Failure to Accurately Individualize Smoking Care Plans
Penalty
Summary
The facility failed to develop and implement comprehensive, person-centered care plans that accurately reflected the smoking status and required level of care for three residents. For each of these residents, there were discrepancies between their assessed ability to smoke safely and the interventions documented in their care plans. Specifically, care plans indicated that residents required supervision while smoking, despite smoking evaluations and staff interviews confirming that some residents were safe, independent smokers who did not require supervision, while another was assessed as an unsafe smoker who should not have been allowed to smoke independently. Resident records showed that assessments, such as the Minimum Data Set (MDS) and smoking evaluations, were completed and indicated the residents' cognitive status and smoking safety. However, the care plans were not updated to reflect these assessments.
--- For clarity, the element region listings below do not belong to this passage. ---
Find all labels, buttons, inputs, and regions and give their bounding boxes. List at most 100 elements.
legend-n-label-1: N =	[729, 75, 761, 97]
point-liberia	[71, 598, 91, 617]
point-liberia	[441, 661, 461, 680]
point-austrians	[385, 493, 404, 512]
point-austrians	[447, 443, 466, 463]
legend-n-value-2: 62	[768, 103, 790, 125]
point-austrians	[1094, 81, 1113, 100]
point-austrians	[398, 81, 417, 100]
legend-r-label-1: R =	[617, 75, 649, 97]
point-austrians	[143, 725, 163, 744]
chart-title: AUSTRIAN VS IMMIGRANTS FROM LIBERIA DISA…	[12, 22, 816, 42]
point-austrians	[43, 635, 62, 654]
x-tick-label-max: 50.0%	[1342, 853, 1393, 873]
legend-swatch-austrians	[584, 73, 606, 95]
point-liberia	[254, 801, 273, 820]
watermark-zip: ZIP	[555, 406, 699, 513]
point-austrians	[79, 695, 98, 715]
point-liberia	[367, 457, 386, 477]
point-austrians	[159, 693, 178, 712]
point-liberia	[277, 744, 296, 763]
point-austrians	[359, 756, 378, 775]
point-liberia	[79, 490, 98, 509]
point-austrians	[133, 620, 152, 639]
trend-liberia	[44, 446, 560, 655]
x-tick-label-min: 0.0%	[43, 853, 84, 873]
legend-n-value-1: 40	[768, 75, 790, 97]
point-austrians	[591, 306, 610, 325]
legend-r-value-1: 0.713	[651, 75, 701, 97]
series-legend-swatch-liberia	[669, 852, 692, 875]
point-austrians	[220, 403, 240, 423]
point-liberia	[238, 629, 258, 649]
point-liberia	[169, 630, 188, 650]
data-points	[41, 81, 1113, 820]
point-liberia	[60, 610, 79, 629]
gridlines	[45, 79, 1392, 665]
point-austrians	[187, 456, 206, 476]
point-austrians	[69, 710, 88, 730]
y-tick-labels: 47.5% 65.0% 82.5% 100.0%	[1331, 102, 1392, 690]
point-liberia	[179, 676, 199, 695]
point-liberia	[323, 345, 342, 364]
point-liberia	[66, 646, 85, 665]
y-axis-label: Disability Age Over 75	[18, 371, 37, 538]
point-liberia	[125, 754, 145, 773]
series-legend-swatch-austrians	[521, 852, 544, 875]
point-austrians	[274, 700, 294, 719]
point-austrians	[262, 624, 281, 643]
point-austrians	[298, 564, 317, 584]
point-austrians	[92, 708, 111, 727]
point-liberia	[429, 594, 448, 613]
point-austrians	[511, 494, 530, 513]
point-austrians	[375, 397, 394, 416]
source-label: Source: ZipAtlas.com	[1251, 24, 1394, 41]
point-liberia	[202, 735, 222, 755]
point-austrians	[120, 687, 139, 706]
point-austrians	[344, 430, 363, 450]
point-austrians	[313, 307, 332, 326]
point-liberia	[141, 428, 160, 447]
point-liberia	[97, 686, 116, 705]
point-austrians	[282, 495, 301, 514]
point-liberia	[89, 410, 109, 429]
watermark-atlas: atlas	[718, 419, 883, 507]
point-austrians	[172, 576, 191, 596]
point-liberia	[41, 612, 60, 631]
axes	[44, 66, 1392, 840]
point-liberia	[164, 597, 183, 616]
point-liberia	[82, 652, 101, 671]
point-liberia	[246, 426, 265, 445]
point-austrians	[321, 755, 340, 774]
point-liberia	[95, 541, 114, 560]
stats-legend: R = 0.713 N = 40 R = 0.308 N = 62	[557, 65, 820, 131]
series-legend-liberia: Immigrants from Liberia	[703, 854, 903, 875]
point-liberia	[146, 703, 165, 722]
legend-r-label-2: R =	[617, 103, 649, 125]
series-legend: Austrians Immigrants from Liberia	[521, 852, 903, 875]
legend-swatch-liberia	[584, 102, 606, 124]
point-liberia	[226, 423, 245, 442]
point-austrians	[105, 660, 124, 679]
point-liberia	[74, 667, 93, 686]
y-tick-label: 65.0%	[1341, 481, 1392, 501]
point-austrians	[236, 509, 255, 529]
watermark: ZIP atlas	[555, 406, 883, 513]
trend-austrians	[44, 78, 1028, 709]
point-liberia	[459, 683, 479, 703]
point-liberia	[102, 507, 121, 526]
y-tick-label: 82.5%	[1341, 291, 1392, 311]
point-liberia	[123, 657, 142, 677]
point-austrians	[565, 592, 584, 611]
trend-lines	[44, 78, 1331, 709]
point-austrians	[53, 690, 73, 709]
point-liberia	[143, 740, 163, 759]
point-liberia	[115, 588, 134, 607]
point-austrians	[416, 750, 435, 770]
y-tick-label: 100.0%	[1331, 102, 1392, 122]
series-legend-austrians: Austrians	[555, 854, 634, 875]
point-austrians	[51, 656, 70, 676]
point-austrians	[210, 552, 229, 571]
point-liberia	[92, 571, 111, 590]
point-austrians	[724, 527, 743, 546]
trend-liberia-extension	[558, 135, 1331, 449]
Staff interviews revealed that the care plans were often not individualized, with some staff relying on self-populated templates without editing goals and interventions to match the residents' current needs. This led to care plans that did not accurately represent the residents' smoking status or the facility's actual practices regarding supervision and safety measures. Facility policy required that care plans be specific, individualized, and based on interdisciplinary assessments, including the degree of supervision necessary for residents who smoke. Despite this, the care plans for the three residents did not align with their most recent smoking evaluations or the facility's smoking policy. Interviews with nursing staff, the DON, and the administrator confirmed that the care plans were inaccurate and not up to date, and that staff did not always understand the need to personalize care plans beyond the default information provided by the electronic system.